Heroes – Building 26 (3.16)

Le président lance une enquête pour découvrir ce qui se passe réellement sous le commandement de Nathan. Claire tente d’aider un autre heroes malgré les oppositions répétées de son père. Sylar poursuit sa route en compagnie de Luke.  Hiro et Ando sont en Inde pour empêcher un mariage et accomplir leur destin.

Histoire d’éviter de nous surmener, comme cela avait été annoncé, nous avons moins de story-lines par épisodes. Malheureusement, le choix de celles qui sont représentées aujourd’hui n’est pas le plus équilibré qui soit, car il y a un manque de rythme assez dérangeant.

On commence par Claire qui continue d’être source de problèmes. En fait, son histoire va souffrir du même mal que celle de Nathan : tout est trop mis en scène. Les éléments s’emboitent trop bien, les plans sont suffisamment longs pour que l’on comprenne exactement ce qui se passe – au cas où on aurait du mal – et les dialogues explicitent le reste. C’est du typique Heroes, on nous prend pour des idiots.

Donc, pour Nathan, c’est la même chose, mais en bien plus grossier encore. Voilà que Moira Kelly vient jouer la représentante de je ne sais plus trop quoi. Forcément, au lieu de montrer les vidéos explicitant les pouvoirs de ceux qu’il poursuit, Nathan se contente de sortir des banalités affligeantes. Et ce, jusqu’au drame. C’est tellement mal orchestré que les réactions qui suivent en sont péniblement risibles.

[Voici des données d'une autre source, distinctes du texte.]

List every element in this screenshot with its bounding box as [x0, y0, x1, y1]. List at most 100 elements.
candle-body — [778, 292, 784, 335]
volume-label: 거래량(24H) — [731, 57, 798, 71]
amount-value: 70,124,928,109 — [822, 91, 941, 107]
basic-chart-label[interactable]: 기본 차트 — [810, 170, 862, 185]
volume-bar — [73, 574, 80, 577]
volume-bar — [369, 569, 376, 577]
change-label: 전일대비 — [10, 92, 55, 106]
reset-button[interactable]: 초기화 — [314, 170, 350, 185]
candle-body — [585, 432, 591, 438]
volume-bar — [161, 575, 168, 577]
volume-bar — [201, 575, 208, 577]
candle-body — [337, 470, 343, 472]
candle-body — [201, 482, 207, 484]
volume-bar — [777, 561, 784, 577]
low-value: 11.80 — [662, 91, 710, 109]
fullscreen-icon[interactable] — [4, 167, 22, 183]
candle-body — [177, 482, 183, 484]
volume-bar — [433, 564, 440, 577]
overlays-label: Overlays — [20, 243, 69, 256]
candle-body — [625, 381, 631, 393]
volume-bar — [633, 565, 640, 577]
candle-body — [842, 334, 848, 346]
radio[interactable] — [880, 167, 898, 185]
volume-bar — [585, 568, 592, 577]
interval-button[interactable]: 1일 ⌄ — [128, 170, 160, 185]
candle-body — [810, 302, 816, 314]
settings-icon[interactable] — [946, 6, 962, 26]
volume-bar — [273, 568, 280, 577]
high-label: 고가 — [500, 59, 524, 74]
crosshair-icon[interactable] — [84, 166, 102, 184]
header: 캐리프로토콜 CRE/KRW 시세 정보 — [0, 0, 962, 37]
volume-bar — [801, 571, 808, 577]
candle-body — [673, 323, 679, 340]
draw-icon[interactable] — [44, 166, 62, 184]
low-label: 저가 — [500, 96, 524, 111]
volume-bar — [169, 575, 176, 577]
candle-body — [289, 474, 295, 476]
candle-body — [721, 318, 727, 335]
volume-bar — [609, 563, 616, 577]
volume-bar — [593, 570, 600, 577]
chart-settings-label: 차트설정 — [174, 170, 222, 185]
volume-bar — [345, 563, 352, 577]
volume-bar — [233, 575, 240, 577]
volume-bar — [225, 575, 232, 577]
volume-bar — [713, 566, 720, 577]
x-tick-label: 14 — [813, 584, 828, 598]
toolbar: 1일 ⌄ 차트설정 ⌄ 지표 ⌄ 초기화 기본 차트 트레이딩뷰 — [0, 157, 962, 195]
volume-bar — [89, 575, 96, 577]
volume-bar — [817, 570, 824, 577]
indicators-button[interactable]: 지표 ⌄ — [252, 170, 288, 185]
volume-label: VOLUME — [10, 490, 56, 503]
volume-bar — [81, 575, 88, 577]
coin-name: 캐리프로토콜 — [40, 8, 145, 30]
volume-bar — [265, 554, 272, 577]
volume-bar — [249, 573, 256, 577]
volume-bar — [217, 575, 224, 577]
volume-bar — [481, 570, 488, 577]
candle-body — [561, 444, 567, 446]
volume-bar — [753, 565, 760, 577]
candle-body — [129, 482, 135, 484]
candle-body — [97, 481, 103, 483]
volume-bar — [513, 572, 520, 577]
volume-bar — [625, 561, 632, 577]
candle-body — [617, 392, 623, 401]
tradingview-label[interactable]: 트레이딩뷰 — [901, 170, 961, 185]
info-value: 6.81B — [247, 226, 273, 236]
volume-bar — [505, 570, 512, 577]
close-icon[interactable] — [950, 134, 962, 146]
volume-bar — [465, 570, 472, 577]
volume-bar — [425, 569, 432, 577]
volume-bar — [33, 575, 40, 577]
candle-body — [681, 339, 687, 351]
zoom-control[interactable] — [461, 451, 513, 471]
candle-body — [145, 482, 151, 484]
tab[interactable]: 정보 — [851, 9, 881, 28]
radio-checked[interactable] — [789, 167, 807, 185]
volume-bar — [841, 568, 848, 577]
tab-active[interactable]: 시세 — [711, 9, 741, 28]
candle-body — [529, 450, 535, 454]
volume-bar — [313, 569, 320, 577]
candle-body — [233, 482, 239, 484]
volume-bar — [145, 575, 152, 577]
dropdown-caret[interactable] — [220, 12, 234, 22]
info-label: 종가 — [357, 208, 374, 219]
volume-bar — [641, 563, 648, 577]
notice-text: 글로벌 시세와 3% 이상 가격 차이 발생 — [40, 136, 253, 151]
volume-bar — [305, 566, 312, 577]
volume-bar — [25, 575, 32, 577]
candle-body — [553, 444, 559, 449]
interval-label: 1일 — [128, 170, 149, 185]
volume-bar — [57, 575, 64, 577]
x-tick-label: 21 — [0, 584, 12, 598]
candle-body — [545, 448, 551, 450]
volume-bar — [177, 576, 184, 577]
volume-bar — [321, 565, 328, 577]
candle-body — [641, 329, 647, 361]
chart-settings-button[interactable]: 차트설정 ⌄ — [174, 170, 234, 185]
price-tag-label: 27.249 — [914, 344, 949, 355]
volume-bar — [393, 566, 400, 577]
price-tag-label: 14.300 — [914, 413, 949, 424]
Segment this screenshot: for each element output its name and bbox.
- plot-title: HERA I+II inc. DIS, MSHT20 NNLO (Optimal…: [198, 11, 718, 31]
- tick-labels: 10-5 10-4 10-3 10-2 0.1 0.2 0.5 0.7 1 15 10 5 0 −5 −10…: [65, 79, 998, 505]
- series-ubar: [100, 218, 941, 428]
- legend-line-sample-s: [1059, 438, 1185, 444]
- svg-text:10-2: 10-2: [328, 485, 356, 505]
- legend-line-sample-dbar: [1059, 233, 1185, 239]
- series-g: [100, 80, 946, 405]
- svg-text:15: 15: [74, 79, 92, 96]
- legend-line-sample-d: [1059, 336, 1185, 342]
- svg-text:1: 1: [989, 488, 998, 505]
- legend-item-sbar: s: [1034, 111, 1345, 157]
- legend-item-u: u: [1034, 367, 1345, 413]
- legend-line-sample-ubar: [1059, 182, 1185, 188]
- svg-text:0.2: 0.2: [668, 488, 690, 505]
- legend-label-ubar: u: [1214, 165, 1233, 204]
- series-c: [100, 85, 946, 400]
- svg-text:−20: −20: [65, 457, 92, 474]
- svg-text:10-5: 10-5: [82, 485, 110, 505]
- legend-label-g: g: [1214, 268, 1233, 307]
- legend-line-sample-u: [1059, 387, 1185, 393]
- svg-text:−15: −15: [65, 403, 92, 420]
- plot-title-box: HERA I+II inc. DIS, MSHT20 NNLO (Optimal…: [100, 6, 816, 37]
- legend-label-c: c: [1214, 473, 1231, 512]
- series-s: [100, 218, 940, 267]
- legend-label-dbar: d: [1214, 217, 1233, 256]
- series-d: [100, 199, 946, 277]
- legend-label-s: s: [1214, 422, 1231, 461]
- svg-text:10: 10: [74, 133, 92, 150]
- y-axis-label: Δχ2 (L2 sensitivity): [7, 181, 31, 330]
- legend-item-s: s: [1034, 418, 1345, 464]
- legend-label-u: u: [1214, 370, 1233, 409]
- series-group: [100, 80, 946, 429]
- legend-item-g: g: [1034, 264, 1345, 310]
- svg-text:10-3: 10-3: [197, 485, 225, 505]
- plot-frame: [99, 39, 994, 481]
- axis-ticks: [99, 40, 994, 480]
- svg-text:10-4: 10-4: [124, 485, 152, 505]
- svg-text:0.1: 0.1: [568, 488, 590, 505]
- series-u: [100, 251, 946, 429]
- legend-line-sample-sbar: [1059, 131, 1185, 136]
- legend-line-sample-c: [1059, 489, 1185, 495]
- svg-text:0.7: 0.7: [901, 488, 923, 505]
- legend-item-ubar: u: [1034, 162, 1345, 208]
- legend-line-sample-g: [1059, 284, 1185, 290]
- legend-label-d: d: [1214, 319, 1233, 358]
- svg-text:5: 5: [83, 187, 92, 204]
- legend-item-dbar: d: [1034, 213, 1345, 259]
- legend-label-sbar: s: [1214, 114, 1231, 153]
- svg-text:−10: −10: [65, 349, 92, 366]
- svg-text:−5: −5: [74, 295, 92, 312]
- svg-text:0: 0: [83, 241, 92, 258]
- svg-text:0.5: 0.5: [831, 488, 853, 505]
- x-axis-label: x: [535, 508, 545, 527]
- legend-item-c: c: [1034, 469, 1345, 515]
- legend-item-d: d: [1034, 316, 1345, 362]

En parallèle, Hiro et Ando sont en Inde. On ne cherche pas à savoir comment ils sont arrivés là, mais ils y sont. En deux coups de cuiller à pot, ils trouvent leur mission et l’accomplissent. Qu’ils croient ! Bien entendu, au milieu de tout ça, on nous colle une sorte de petite rivalité entre les amis. Hiro étant obsédé par la destinée et Ando voulant montrer que lui aussi il en a une grosse paire. Au final, tout ça pour un fax, mais bon, Hiro il a joué à l’hero without Powa ! du coup, il a quand même réussit quelque chose.

Pour finir, la seule véritable bonne storyline de l’épisode, Sylar et Luke en road-trip. La relation qui se forme entre eux deux permet d’offrir au grand méchant de la série des scènes inédites. C’est assez intéressant, car pour une fois, son évolution est insinuée en douceur, alors qu’auparavant  tout se faisait tellement brusquement que c’en était ridicule.

Un épisode relativement moyen qui ne captive pas. Le ralentissement du rythme est volontaire, difficile de le cacher, mais ça aurait pu passer avec beaucoup plus de facilité si l’écriture de certaines scènes n’était pas si mauvaise. Ce n’est pas catastrophique, si par la suite cela nous mène quelque part. De même, ce « Rebel » mystérieux sent le twist pourri comme ce n’est pas permis, mais espérons que je me trompe.